それはそれは・・・美しい、全てを虜にする笑みだった。



「良い子ね。話してしまいなさい。貴方が教えてくれれば・・・美咲を助けに行けるわ。美咲を助けたら、みんなで御馳走を食べましょう。・・・橙黄も一緒に。きっと楽しいわ。“マレ”のシチューを作ってあげる。」



蘇芳は・・・情けない事に唾をゴクリとのんだ。


「シディと、橙黄と・・・マレのシチューを?」


「プリンもつけるわよ。」


夢のような母の言葉に、心がグラグラと揺れる。


「橙黄を助けたいのでしょう?大丈夫よ。魔王は強いわ。貴方が居城の場所を教えたくらい、どうということもないわ。」


母の甘言に・・・蘇芳は苦く笑った。


「あんた、無茶苦茶だ。・・・橙黄と、シディと・・・食べ物を一緒にするだなんて。」


「でも、どれも大好きでしょう?好きなものは多ければ多いほど良いのよぉ。・・・さぁ、貴方の“対”を助けなさい。美咲も助けてみんなで幸せになるの。良いでしょう?」



・・・蘇芳は、頷いた。



橙黄を、自分の“対”を失いかけて疲弊した魔物にとって、母の言葉は抗いがたいほど魅力的で・・・甘かった。


「・・・居城に案内する。」


制止の声を上げようとした黄蘗を紅緋が止める。

睨みあった魔物は・・・結局声をのみこむ。

・・・対の命を諦めろと言える魔物はいなかった。


母は手を伸ばすと、優しく蘇芳の涙に濡れた頬をぬぐった。


「良い子ね。
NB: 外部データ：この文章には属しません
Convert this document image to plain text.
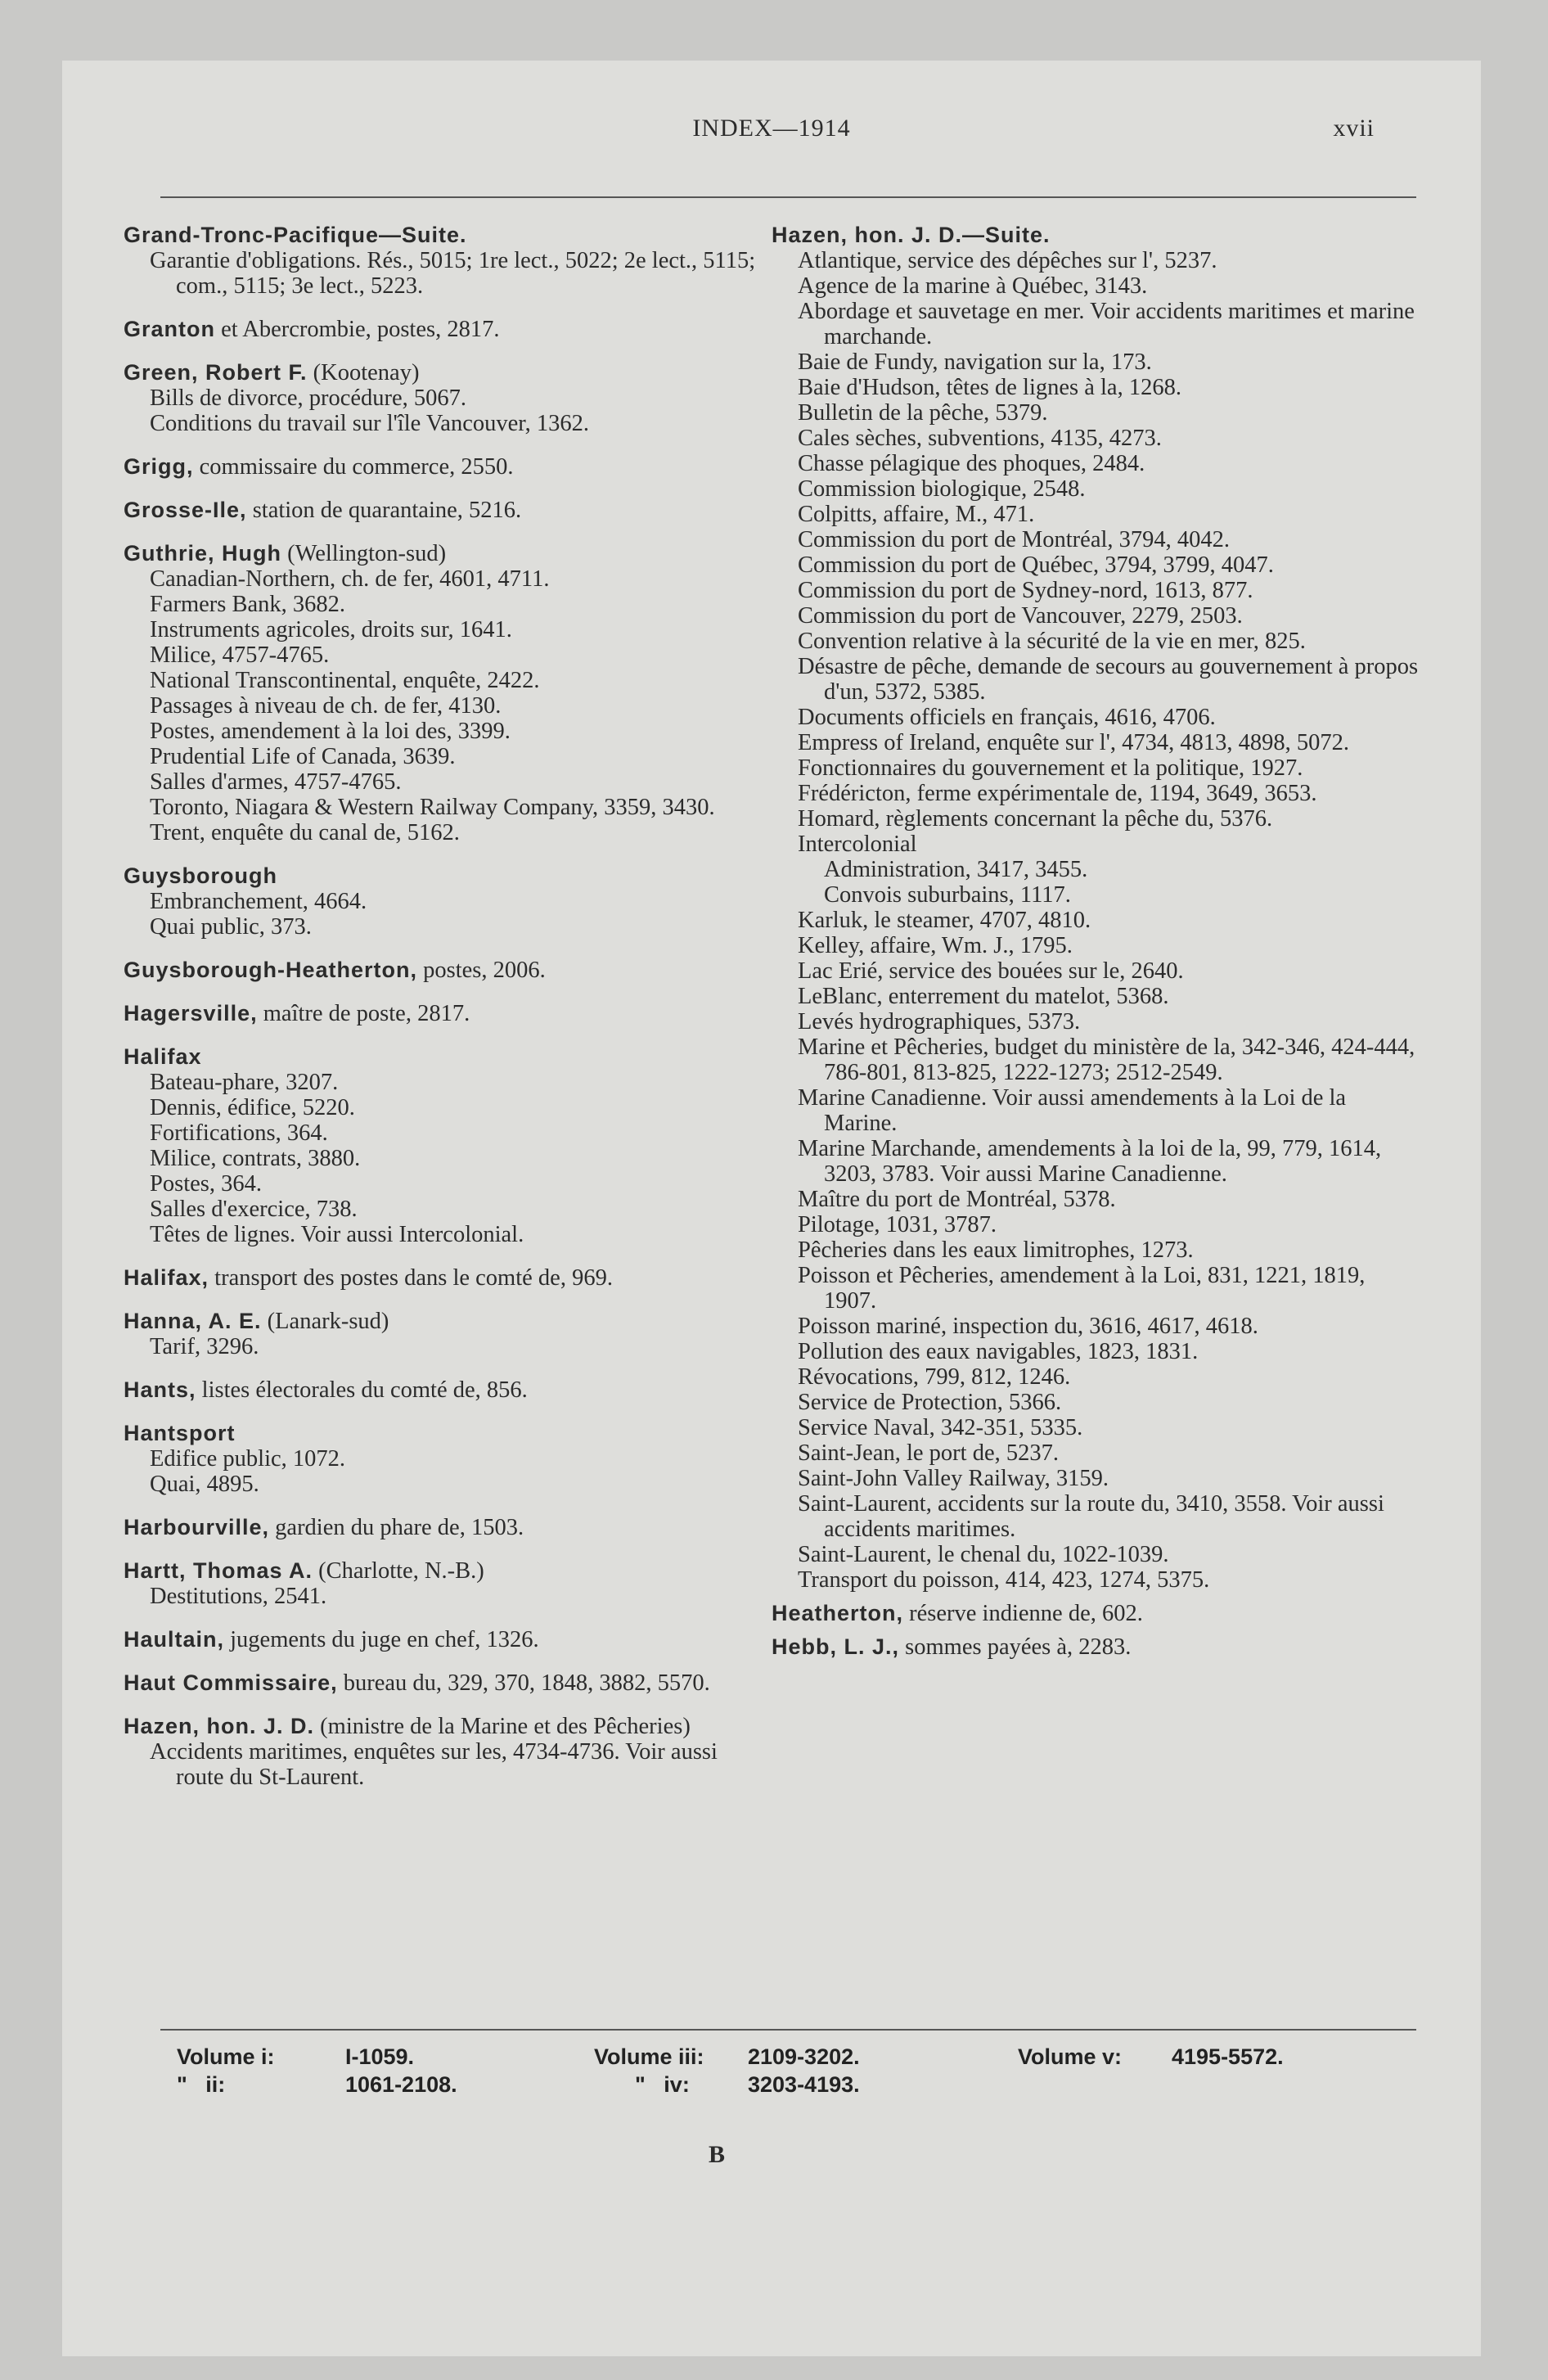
INDEX—1914	xvii
Grand-Tronc-Pacifique—Suite.
Garantie d'obligations. Rés., 5015; 1re lect., 5022; 2e lect., 5115; com., 5115; 3e lect., 5223.
Granton et Abercrombie, postes, 2817.
Green, Robert F. (Kootenay)
Bills de divorce, procédure, 5067.
Conditions du travail sur l'île Vancouver, 1362.
Grigg, commissaire du commerce, 2550.
Grosse-Ile, station de quarantaine, 5216.
Guthrie, Hugh (Wellington-sud)
Canadian-Northern, ch. de fer, 4601, 4711.
Farmers Bank, 3682.
Instruments agricoles, droits sur, 1641.
Milice, 4757-4765.
National Transcontinental, enquête, 2422.
Passages à niveau de ch. de fer, 4130.
Postes, amendement à la loi des, 3399.
Prudential Life of Canada, 3639.
Salles d'armes, 4757-4765.
Toronto, Niagara & Western Railway Company, 3359, 3430.
Trent, enquête du canal de, 5162.
Guysborough
Embranchement, 4664.
Quai public, 373.
Guysborough-Heatherton, postes, 2006.
Hagersville, maître de poste, 2817.
Halifax
Bateau-phare, 3207.
Dennis, édifice, 5220.
Fortifications, 364.
Milice, contrats, 3880.
Postes, 364.
Salles d'exercice, 738.
Têtes de lignes. Voir aussi Intercolonial.
Halifax, transport des postes dans le comté de, 969.
Hanna, A. E. (Lanark-sud)
Tarif, 3296.
Hants, listes électorales du comté de, 856.
Hantsport
Edifice public, 1072.
Quai, 4895.
Harbourville, gardien du phare de, 1503.
Hartt, Thomas A. (Charlotte, N.-B.)
Destitutions, 2541.
Haultain, jugements du juge en chef, 1326.
Haut Commissaire, bureau du, 329, 370, 1848, 3882, 5570.
Hazen, hon. J. D. (ministre de la Marine et des Pêcheries)
Accidents maritimes, enquêtes sur les, 4734-4736. Voir aussi route du St-Laurent.
Hazen, hon. J. D.—Suite.
Atlantique, service des dépêches sur l', 5237.
Agence de la marine à Québec, 3143.
Abordage et sauvetage en mer. Voir accidents maritimes et marine marchande.
Baie de Fundy, navigation sur la, 173.
Baie d'Hudson, têtes de lignes à la, 1268.
Bulletin de la pêche, 5379.
Cales sèches, subventions, 4135, 4273.
Chasse pélagique des phoques, 2484.
Commission biologique, 2548.
Colpitts, affaire, M., 471.
Commission du port de Montréal, 3794, 4042.
Commission du port de Québec, 3794, 3799, 4047.
Commission du port de Sydney-nord, 1613, 877.
Commission du port de Vancouver, 2279, 2503.
Convention relative à la sécurité de la vie en mer, 825.
Désastre de pêche, demande de secours au gouvernement à propos d'un, 5372, 5385.
Documents officiels en français, 4616, 4706.
Empress of Ireland, enquête sur l', 4734, 4813, 4898, 5072.
Fonctionnaires du gouvernement et la politique, 1927.
Frédéricton, ferme expérimentale de, 1194, 3649, 3653.
Homard, règlements concernant la pêche du, 5376.
Intercolonial
Administration, 3417, 3455.
Convois suburbains, 1117.
Karluk, le steamer, 4707, 4810.
Kelley, affaire, Wm. J., 1795.
Lac Erié, service des bouées sur le, 2640.
LeBlanc, enterrement du matelot, 5368.
Levés hydrographiques, 5373.
Marine et Pêcheries, budget du ministère de la, 342-346, 424-444, 786-801, 813-825, 1222-1273; 2512-2549.
Marine Canadienne. Voir aussi amendements à la Loi de la Marine.
Marine Marchande, amendements à la loi de la, 99, 779, 1614, 3203, 3783. Voir aussi Marine Canadienne.
Maître du port de Montréal, 5378.
Pilotage, 1031, 3787.
Pêcheries dans les eaux limitrophes, 1273.
Poisson et Pêcheries, amendement à la Loi, 831, 1221, 1819, 1907.
Poisson mariné, inspection du, 3616, 4617, 4618.
Pollution des eaux navigables, 1823, 1831.
Révocations, 799, 812, 1246.
Service de Protection, 5366.
Service Naval, 342-351, 5335.
Saint-Jean, le port de, 5237.
Saint-John Valley Railway, 3159.
Saint-Laurent, accidents sur la route du, 3410, 3558. Voir aussi accidents maritimes.
Saint-Laurent, le chenal du, 1022-1039.
Transport du poisson, 414, 423, 1274, 5375.
Heatherton, réserve indienne de, 602.
Hebb, L. J., sommes payées à, 2283.
Volume i:	I-1059.
"   ii:	1061-2108.
Volume iii: 2109-3202.
"   iv:	3203-4193.
Volume v: 4195-5572.
B
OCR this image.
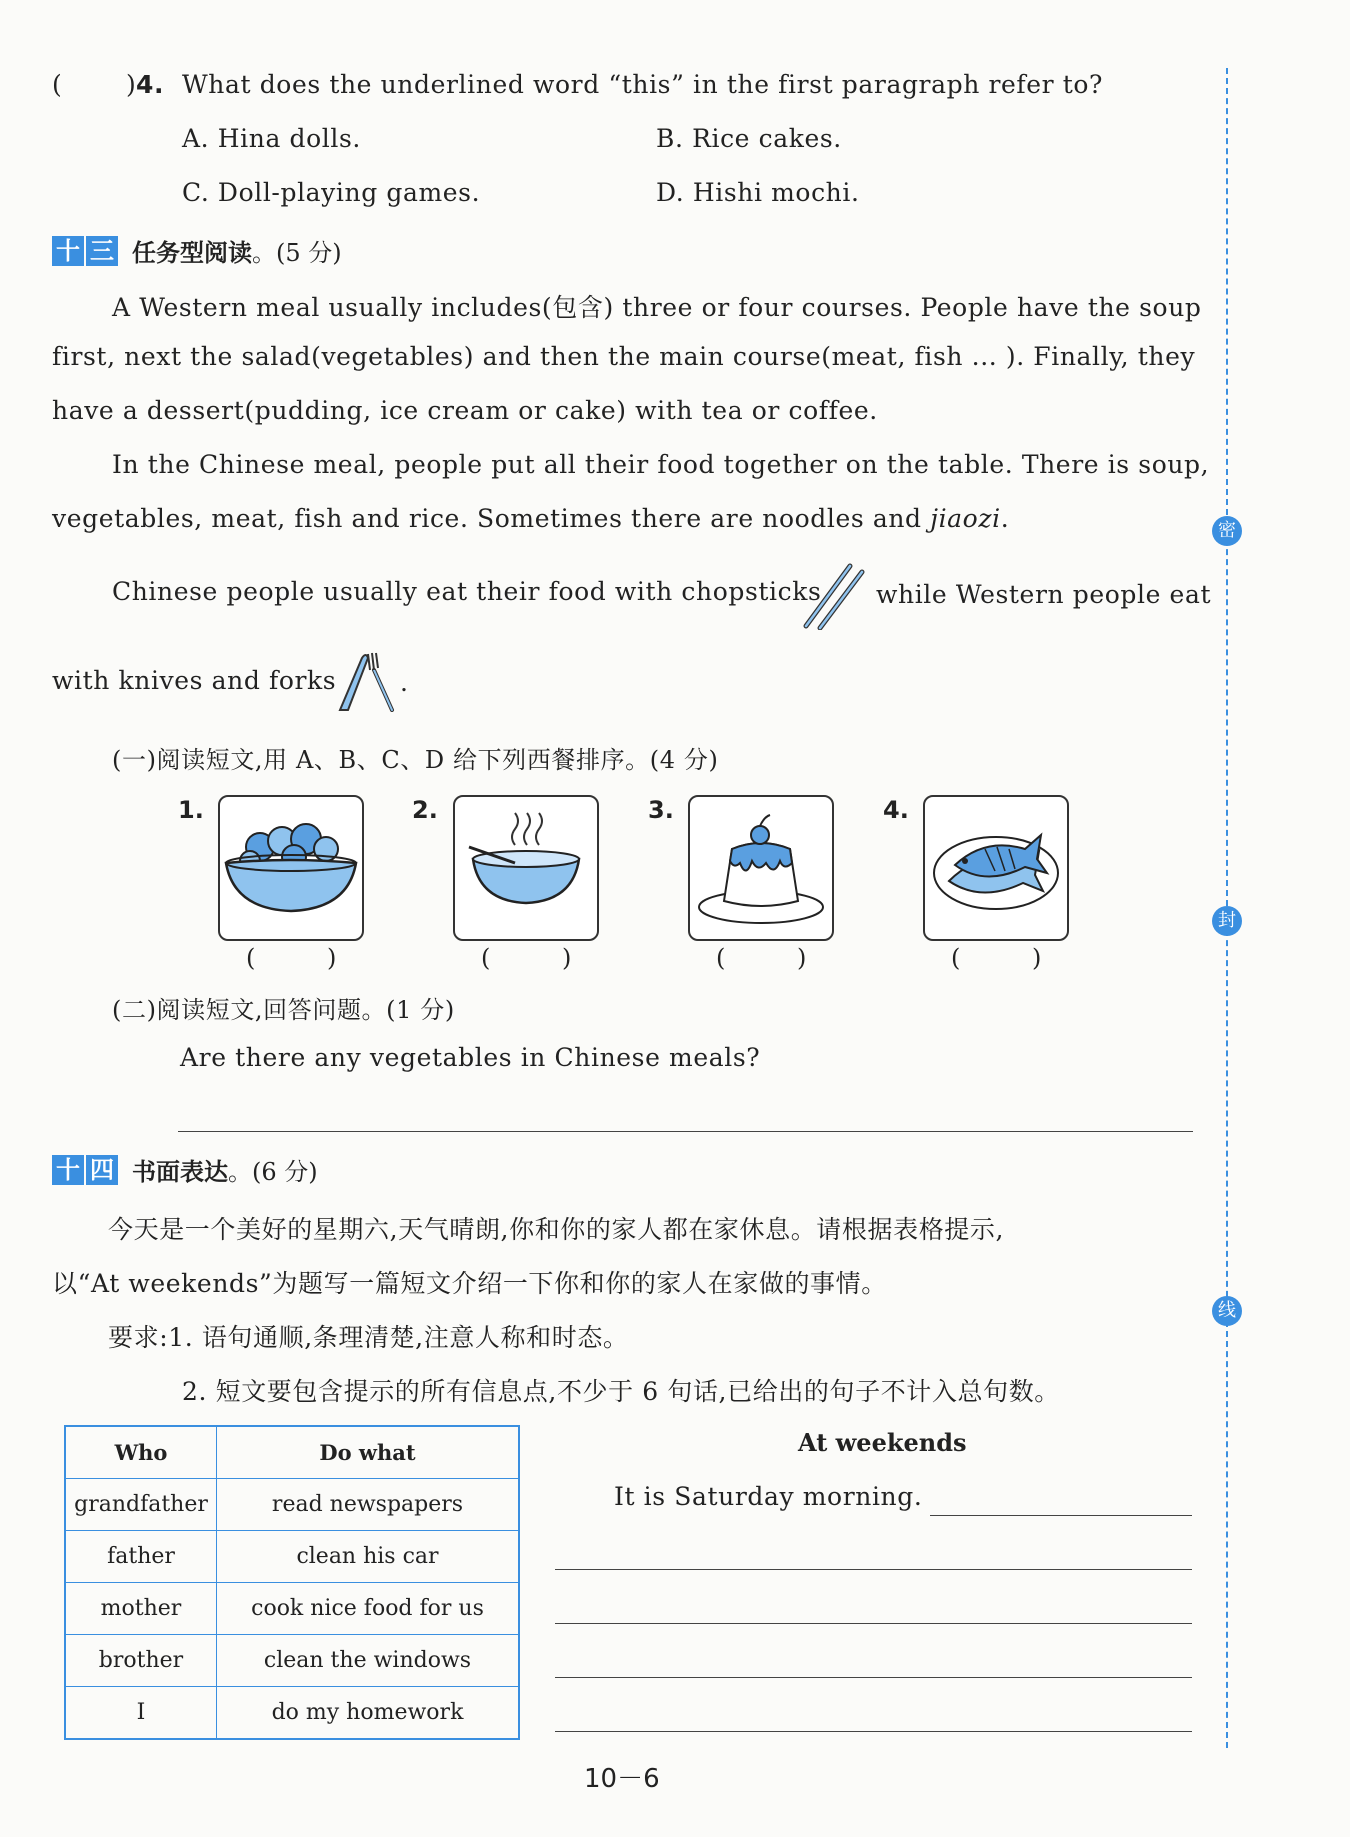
(	) 4. What does the underlined word “this” in the first paragraph refer to?
A. Hina dolls.	B. Rice cakes.
C. Doll-playing games.	D. Hishi mochi.
十 三 任务型阅读 。(5 分)
A Western meal usually includes(包含) three or four courses. People have the soup
first, next the salad(vegetables) and then the main course(meat, fish ... ). Finally, they
have a dessert(pudding, ice cream or cake) with tea or coffee.
In the Chinese meal, people put all their food together on the table. There is soup,
vegetables, meat, fish and rice. Sometimes there are noodles and jiaozi.
Chinese people usually eat their food with chopsticks while Western people eat
with knives and forks	.
(一)阅读短文,用 A、B、C、D 给下列西餐排序。(4 分)
1.
( )
2.
( )
3.
( )
4.
( )
(二)阅读短文,回答问题。(1 分)
Are there any vegetables in Chinese meals?
十 四 书面表达 。(6 分)
今天是一个美好的星期六,天气晴朗,你和你的家人都在家休息。请根据表格提示,
以“At weekends”为题写一篇短文介绍一下你和你的家人在家做的事情。
要求:1. 语句通顺,条理清楚,注意人称和时态。
2. 短文要包含提示的所有信息点,不少于 6 句话,已给出的句子不计入总句数。
Who	Do what
grandfather	read newspapers
father	clean his car
mother	cook nice food for us
brother	clean the windows
I	do my homework
At weekends
It is Saturday morning.
密
封
线
10－6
・・・貴方と貴方の“対”の名は、なぁに?」


一瞬口ごもった後、蘇芳は口を開く。



「俺は、“蘇芳”。あいつは、“橙黄”だ。」



魔物の真名は呼び名と同じだ。


自らの強大な力を複雑な形で持つ魔物は、真名を知られても支配されることはない。


その名を自ら差し出さない限りは・・・


例外として“対”が“対”の名を差し出す場合も同じ効果を持つ。



蘇芳は、自分と橙黄の名を母に差し出したのだ。



「“蘇芳”、“橙黄”。・・・喜びなさい。貴方たちの名前を受け取ってあげる。貴方たちは私のモノよ。」



蘇芳は知らない。


自分がどれほどの幸運に恵まれたのかを。


竜王が、光と闇の精霊王が・・・何よりアッシュとタンが面白くなさそうに眉を顰める。


確かに蘇芳の運は・・・とてつもなく良かった。